Monday, December 26, 2011

How cultural snobbery went to the Left Coast

This is a very good article which first appeared in The American Prospect on how the American Left was tagged with the cultural snobbery/”elitist” label (class warfare anyone?) which I forgot to include in yesterday’s list.

This response letter I found at The Washington Monthly, which had linked to the TAP article, pretty much explains how Hollywood and the mass entertainment industry works as it does. Indeed, you can find the 1% in more places than just Wall Street:

As a certified member of the “left wing Hollywood writers,” (member of the WGA for 26 years) I believe I have a few answers for this.

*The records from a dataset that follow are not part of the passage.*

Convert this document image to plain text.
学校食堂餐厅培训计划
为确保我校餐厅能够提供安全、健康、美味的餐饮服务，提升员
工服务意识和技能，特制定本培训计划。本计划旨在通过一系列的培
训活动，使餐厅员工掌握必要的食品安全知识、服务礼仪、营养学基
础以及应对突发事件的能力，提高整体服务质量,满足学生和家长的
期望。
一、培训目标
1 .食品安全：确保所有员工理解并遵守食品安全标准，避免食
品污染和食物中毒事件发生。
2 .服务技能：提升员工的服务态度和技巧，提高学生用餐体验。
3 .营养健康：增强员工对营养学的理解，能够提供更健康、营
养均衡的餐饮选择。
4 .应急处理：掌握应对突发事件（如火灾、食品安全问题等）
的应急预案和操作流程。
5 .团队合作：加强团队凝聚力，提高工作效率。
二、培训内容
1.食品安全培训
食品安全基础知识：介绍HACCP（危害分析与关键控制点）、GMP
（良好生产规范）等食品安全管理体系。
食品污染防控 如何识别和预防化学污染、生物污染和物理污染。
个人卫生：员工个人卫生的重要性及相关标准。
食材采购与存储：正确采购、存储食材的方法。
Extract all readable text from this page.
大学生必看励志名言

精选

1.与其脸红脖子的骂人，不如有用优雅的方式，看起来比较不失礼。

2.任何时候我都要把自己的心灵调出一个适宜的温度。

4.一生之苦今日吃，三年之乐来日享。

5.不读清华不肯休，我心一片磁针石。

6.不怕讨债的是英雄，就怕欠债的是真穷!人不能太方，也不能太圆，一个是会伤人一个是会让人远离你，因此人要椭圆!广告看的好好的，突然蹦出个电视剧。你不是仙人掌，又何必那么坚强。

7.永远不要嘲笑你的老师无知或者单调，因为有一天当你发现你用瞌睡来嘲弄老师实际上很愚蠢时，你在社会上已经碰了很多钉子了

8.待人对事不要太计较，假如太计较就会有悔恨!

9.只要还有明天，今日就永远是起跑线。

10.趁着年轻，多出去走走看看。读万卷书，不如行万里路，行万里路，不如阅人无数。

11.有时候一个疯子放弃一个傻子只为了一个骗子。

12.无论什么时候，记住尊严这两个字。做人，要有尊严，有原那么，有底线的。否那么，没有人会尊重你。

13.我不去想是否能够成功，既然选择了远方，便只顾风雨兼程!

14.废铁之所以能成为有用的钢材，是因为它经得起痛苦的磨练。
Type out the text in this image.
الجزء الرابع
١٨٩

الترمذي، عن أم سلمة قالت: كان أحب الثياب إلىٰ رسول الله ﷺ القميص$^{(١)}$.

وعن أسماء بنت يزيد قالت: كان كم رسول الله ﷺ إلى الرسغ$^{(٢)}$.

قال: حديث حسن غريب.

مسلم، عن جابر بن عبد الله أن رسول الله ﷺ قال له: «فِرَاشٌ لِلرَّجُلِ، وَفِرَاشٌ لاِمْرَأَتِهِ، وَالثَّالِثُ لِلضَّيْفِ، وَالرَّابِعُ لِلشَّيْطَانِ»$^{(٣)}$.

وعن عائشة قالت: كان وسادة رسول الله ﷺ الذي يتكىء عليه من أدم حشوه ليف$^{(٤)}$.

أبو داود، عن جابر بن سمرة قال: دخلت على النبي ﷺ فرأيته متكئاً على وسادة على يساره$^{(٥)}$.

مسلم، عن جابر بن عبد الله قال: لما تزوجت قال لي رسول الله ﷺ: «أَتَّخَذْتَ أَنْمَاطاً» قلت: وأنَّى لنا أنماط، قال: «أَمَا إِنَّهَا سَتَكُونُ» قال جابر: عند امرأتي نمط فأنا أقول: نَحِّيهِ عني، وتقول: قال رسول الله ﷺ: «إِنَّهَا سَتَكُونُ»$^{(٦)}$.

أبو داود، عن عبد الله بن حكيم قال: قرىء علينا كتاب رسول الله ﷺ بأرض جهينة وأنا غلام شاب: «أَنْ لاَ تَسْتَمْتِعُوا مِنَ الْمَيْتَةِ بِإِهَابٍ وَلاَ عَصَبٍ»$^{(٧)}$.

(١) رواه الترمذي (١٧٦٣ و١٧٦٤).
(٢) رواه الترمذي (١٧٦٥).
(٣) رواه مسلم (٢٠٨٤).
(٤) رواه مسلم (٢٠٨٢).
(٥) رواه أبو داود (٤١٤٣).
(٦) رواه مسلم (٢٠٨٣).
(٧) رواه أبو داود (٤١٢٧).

Forget all the questions about McCarthyism, since nobody actively working in Hollywood (i.e., people under 40) have a clue what McCarthyism was, other than when (if) they go to a meeting at the local Guild office and see pictures of people who are about the age of their great-grandparents, who they know nothing about since to them an “old” movie is anything made before 1985 and most of them do not watch Turner Classic Movies. So they aren’t out to get revenge on the working class for supporting Old Tailgunner Joe. They barely know who he was.

What happened in Hollywood over the past 30 years is that the system changed. People like myself, who really did come from a lower-middle/working class background, can’t break in any more because we can’t afford to work for free for however many years it takes. Myself, like many others way back when, I was able to learn the business while paying the rent and buying food regularly because I was fortunate enough to get hired to work for Roger Corman. One didn’t get paid much, but did get paid enough if you worked fast enough, and if what you did was good enough to get made you got to work some more and pay your bills while learning. We who went through it call it the “Roger Corman Film School,” and it’s got a pretty good list of grads, none of whom could repeat that today.

That system has been dead for at least the past 20 years.

What happened is that Hollywood became “cool” as a career destination for the upper classes back then. Starting in the early 1990s, kids with trust funds became the majority graduates of USC, UCLA and NYC Film Schools. They came to Hollywood and were willing to work as (unpaid) interns. All of a sudden, the people in those low-paying jobs one learns the ropes in were confronted with the worst kind of low-wage competition: no-wage competition. Why hire someone who needs $500 a week to survive when you can get someone with an Ivy League degree who will work for free????